Facilitators: Nicolas Villar, Yury Gitman & Joel Murphy, Dan Steingart, Matt Sinclair, David Rosales

Description
This session will focus on real world examples of open hardware and the problems, pitfalls and opportunities such projects present. It’s general theme is the notion that involvement in open hardware at this moment in time inevitably involves a step into the unknown, with few assurances as to how the final product will work out. Our projects are all works-in-progress, and we will welcome discussion on how they might be modified and improved.

Facilitators:
Nicolas Villar: “Taking .NET Gadgeteer Out of the Lab”
Yury Gitman & Joel Murphy: “The Making of an Button-sized Heartbeat Pulse Sensor that’s Arduino Plug’and’Play and otherwise awesome.”
Dan Steingart: “Science with Open Hardware”
Matt Sinclair: “DIY Reverse Engineering and the Redesign of Existing Products”
David Rosales: “Meet Meta Watch”

MAKEability

Facilitator: Sam Sayer & Laine D’Augustine

Description
MAKEability characterizes a system, platform or facility. A level of MAKEability corresponds to a system or facility’s functional flexibility and openness for experimentation. We’ve defined a few metrics to help measure MAKEability, and in this workshop we will ask each attendee to test the metrics against a system or facility with which they are familiar. We will then break into small groups and assess the effectiveness and usefulness of the MAKEability metrics, and then reconvene and discuss our findings.
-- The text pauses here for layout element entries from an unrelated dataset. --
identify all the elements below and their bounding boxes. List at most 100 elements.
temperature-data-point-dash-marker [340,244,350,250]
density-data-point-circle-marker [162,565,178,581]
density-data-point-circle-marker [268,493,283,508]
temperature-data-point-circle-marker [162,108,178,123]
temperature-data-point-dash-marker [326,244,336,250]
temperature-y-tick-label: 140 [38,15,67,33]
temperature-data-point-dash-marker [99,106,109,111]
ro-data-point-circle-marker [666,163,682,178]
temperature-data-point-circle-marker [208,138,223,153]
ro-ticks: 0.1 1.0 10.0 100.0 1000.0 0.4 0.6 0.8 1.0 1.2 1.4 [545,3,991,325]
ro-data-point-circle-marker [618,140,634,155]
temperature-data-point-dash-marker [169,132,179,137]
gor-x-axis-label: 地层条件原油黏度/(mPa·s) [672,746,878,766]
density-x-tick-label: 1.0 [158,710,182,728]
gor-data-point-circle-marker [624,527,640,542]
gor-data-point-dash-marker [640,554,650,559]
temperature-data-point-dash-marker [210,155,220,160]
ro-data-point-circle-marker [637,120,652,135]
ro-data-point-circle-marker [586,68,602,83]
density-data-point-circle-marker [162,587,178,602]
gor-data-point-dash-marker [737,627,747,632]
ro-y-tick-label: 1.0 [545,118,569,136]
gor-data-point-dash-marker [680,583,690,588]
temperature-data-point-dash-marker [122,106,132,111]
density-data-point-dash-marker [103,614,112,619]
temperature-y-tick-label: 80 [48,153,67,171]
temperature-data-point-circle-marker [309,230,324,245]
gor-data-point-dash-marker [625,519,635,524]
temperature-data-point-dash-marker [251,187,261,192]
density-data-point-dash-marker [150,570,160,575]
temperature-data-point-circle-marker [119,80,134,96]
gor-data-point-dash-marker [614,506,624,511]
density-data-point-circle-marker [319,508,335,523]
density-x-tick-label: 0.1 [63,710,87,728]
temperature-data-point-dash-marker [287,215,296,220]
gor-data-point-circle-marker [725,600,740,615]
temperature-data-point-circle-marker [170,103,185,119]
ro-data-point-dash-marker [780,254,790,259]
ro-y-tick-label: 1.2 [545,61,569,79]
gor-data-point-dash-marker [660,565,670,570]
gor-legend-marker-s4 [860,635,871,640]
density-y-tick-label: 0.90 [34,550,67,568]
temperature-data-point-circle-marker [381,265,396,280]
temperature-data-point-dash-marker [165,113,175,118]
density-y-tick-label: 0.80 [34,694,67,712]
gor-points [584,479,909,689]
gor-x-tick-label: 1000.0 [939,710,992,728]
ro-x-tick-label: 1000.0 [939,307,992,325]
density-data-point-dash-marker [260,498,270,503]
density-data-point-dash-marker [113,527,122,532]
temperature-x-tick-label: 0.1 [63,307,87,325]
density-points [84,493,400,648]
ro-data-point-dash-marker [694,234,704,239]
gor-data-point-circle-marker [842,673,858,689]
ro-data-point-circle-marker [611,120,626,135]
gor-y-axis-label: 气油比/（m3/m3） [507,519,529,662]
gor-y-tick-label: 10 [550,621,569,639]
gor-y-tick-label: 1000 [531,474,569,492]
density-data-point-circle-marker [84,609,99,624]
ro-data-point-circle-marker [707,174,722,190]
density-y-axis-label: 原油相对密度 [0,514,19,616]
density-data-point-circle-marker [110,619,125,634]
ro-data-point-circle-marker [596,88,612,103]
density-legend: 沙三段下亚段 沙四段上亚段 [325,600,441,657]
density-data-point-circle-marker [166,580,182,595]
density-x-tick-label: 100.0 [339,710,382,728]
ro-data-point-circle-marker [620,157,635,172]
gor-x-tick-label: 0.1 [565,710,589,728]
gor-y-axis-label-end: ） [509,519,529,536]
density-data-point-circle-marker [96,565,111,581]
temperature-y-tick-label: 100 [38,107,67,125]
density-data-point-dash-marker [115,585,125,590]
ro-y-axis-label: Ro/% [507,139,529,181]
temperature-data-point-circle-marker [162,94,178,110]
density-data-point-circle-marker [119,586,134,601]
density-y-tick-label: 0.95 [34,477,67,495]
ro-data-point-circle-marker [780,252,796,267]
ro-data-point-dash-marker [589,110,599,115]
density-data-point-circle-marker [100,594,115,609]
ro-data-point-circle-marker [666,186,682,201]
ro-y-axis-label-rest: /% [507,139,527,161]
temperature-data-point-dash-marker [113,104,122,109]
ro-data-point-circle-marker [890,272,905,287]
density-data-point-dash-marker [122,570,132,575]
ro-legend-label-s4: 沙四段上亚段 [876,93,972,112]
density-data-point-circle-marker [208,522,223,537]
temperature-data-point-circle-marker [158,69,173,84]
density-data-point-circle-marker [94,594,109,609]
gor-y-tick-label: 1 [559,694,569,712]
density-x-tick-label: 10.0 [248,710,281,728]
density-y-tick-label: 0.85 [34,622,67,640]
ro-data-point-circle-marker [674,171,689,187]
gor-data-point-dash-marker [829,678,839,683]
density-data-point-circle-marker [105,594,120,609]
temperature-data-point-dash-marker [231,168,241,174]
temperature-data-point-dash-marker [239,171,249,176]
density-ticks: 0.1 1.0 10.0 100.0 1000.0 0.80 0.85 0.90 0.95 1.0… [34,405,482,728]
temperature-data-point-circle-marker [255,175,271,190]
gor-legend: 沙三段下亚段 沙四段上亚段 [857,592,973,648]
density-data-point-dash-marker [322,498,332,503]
Interfacing Electronics and Computers Using Python and Data Acquisition Hardware

Facilitators: Dale Short & Calvin Ball

Description
Ditch proprietary LabView and learn how to write your own open source
programs to control National Instruments Data Acquisition (DAQ)
hardware! This is a useful tool for any project where a computer
needs to control and sense its environment with high precision. As
Makers—not computer scientists—Dale and Calvin are eager to share
simple Python routines that will be accessible to both novice
programmers and more advanced Python users. The majority of the
session will be a live walk-through of connecting a sensor and
actuator to a DAQ and creating a routine to record and plot data.